Wednesday 29 September 2010 19.30 BST
guardian.co.uk
A dangerous Nazi-Soviet equivalence
Efraim Zuroff

Timothy Snyder's emphasis on the Hitler-Stalin pact as the genesis of war blurs the moral responsibility that was Germany's

Timothy Snyder's article stresses the significance of the Molotov-Ribbentrop non-aggression pact of 23 August 1939 as the primary facilitator of the second world war, and therefore attributes major responsibility for the atrocities of the war to the Soviet Union. Such a reading of the historical events which preceded the outbreak of the war appears ostensibly plausible, and would, as Snyder suggests, prompt a reassessment of the generally-accepted western narrative, which, while not blind to Soviet misdeeds during the war, exclusively blames Nazi Germany for the horrific and unprecedented loss of human life during the second world war.

The problem with this analysis, however, is that it completely isolates the signing of the Nazi-Soviet non-aggression pact and ignores the broader context behind the outbreak of the second world war and its continuation. Thus, it is clear that there was a tremendous disparity in the motives of the two countries that signed the pact.
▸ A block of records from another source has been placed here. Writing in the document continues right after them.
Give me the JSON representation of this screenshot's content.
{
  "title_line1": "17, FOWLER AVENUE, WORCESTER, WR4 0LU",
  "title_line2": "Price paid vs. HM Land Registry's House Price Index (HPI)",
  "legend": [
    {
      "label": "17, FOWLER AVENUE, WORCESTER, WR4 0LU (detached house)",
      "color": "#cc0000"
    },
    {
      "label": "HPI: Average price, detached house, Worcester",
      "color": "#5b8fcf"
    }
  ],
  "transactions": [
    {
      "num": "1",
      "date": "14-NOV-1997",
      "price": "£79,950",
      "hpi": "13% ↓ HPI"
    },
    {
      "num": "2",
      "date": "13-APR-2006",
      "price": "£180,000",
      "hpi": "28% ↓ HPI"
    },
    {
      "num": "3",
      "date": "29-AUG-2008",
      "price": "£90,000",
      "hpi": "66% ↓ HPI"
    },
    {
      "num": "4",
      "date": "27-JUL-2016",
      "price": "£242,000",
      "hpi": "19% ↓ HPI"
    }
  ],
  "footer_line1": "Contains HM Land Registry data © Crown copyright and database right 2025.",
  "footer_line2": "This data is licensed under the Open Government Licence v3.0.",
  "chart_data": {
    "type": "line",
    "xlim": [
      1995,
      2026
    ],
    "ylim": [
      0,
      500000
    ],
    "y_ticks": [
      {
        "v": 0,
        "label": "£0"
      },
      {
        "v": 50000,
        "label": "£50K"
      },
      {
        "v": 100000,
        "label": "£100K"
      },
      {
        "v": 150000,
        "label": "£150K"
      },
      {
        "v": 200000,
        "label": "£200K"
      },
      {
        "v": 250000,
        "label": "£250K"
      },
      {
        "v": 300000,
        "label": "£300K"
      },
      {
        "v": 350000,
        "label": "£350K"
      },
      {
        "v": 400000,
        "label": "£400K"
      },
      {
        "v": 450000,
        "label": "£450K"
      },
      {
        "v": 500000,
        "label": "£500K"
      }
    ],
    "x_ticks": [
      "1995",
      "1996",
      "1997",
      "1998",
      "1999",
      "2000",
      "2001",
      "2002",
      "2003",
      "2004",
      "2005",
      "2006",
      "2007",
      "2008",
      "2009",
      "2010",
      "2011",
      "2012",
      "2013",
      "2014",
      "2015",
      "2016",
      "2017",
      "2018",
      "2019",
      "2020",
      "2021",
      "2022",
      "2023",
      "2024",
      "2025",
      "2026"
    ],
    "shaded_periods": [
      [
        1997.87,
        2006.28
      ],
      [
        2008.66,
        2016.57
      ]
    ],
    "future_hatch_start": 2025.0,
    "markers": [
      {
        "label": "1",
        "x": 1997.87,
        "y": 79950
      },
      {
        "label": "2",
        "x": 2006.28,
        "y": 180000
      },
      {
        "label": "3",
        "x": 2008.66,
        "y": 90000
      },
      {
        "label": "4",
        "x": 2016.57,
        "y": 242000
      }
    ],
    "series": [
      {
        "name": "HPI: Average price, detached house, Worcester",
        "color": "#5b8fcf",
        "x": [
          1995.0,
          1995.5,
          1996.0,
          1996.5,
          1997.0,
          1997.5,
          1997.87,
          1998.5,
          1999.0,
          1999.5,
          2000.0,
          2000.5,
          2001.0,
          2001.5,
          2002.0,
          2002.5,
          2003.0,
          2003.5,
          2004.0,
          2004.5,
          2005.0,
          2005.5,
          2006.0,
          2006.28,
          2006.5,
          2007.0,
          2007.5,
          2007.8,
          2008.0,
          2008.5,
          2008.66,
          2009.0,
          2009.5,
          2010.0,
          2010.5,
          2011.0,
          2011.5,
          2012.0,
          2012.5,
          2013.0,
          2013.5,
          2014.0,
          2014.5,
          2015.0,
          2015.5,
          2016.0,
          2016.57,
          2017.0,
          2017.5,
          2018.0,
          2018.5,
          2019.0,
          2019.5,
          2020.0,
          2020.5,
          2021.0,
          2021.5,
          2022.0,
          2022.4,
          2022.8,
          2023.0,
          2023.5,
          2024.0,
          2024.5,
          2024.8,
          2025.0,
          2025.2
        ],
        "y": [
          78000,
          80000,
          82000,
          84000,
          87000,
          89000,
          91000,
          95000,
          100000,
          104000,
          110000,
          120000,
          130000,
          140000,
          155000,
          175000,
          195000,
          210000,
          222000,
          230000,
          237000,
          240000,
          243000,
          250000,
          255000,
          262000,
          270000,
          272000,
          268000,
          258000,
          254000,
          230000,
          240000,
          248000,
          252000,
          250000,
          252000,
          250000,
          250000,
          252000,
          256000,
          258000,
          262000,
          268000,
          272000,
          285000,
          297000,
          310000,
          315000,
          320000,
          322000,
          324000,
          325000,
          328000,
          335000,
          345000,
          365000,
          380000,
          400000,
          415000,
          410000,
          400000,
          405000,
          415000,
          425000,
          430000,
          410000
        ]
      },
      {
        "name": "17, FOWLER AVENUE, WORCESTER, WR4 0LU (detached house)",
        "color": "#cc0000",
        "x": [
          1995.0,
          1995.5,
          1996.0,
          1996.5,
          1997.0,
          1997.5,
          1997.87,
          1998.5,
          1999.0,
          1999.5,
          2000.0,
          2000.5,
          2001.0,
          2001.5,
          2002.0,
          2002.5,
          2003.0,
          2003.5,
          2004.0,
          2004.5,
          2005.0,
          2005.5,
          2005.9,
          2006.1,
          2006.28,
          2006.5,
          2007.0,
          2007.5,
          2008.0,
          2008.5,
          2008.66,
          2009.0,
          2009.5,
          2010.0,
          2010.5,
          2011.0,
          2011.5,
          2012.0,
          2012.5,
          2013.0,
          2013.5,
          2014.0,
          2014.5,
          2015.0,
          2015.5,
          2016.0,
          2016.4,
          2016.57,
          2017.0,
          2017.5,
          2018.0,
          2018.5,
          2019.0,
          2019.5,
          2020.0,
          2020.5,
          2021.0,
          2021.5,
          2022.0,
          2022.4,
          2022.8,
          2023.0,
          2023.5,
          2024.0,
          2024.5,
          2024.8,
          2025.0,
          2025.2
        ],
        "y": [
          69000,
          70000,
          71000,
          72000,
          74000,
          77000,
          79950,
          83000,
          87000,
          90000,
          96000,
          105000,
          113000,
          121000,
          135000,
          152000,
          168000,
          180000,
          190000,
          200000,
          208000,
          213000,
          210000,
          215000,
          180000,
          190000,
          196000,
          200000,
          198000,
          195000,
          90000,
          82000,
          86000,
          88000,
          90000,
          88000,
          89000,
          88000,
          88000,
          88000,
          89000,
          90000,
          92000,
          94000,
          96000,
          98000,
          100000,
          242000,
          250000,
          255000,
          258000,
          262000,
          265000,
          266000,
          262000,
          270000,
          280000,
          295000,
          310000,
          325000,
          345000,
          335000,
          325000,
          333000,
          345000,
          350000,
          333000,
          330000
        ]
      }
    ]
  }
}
While the Nazis did so as an integral part of their grand strategy to conquer most of Europe to obtain their goal of Lebensraum (living space) for the superior Aryan race, the Soviets were basically forced into signing the agreemant when their talks with Britain and France regarding the possibility of forming an alliance against Nazi Germany broke down, and when Poland, understandably, refused to allow Soviet trops to march through its territory. Given the disarray in which the Red Army found itself in the wake of the purges of the late 1930s, it was patently clear, moreover, that at this point, the Soviet Union would have definitely been defeated in any military confrontation with the Germans and their allies. So, Stalin had no other viable option but to sign the treaty, which at least would allow him to gain the time necessary to try to prepare the Red Army for the inevitable clash with the Wehrmacht.

Needless to say, none of these strategic considerations are of any consolation to the hundreds of thousands of innocent civilians persecuted and murdered by the Soviets in the territories they occupied and annexed in eastern Europe between 17 September 1939 and 22 June 1941. The Soviet regime harshly mistreated hundreds of thousands, but ultimately, it was not responsible for the outbreak of second world war and the ensuing mass carnage and atrocities. In the words of the doyen of Holocaust historians, Professor Yehuda Bauer, of Yad Vashem, "the second world war was started by Nazi Germany, not the Soviet Union, and the responsibility for the 35 million dead in Europe, 29 million of them non-Jews, is that of Nazi Germany, not Stalin."

By focusing primarily on the signing of the treaty, Snyder downplays the murderous intentions of the Nazi regime, their ideologically-driven, fanatical determination to destroy the Jewish people, and their long-term plans for the decimation of most of the other peoples of eastern Europe. Stalin was, indeed, a ruthless, murderous dictator, but he was no Hitler, and the Soviet Union was not Nazi Germany. To posit otherwise is to deflect the full measure of well-deserved blame from the major culprit of the second world war and to provide a scholarly basis for the historically-inaccurate "double genocide" theories, so prevalent recently in the post-communist world, which dangerously distort the history of the second world war and the Holocaust.